Lors d’études de caractérisation de l’habitat menées en 2002 et en 2003 dans 25 sites occupés, Holschuh (2004) a observé que la majorité d’entre eux se trouvaient dans une structure forestière complexe, nommément des forêts anciennes et matures où les chicots étaient assez abondants. La hauteur moyenne des arbres vétérans était de 37,4 m (± 8,74 m é.-t.). La hauteur du couvert forestier principal était de 28,2 ± 7,24 m et celle du sous-étage, de 17,5 ± 5,53 m. Le couvert forestier principal présentait généralement la plus grande densité (couverture de 25 p. 100 à 50 p. 100), alors que les autres couches arborées présentaient généralement une couverture de moins de 25 p. 100. Dans les lieux occupés, les espèces d’arbres les plus communes étaient la pruche occidentale (Tsuga heterophylla), l’épinette de Sitka (Picea sitchensis), le thuya géant (Thuja plicata) et, dans une moindre mesure, la pruche subalpine (Tsuga mertensiana), le cyprès jaune (Chamaecyparis nootkatensis) et le pin tordu (Pinus contorta).

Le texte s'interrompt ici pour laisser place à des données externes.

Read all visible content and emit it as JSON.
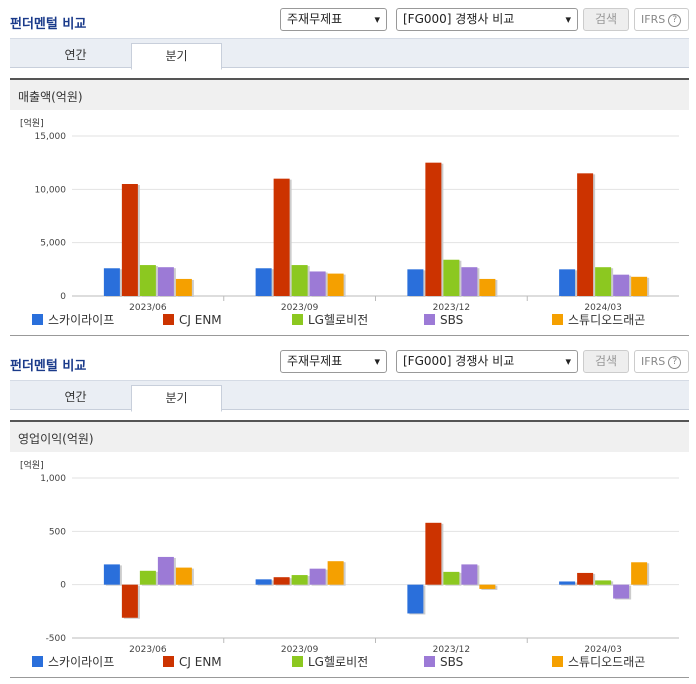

De manière générale, l’habitat de reproduction de la Petite Nyctale à Haida Gwaii se trouve dans les forêts matures et anciennes structurellement complexes (Gill et Cannings, 1997; Holschuh, 2004). L’étage supérieur du couvert forestier y est généralement composé de vieux arbres qui ont survécu aux perturbations et d’une couche plus jeune en régénération composée d’arbres tolérants à l’ombre qui en sont à différents stades d’établissement (Meidinger, 1999). Ce sont ces anciennes forêts structurellement complexes qui comptent le plus grand nombre de cavités de nidification appropriées, lesquelles semblent être un facteur limitatif à l’échelle du paysage (Doyle, données inédites).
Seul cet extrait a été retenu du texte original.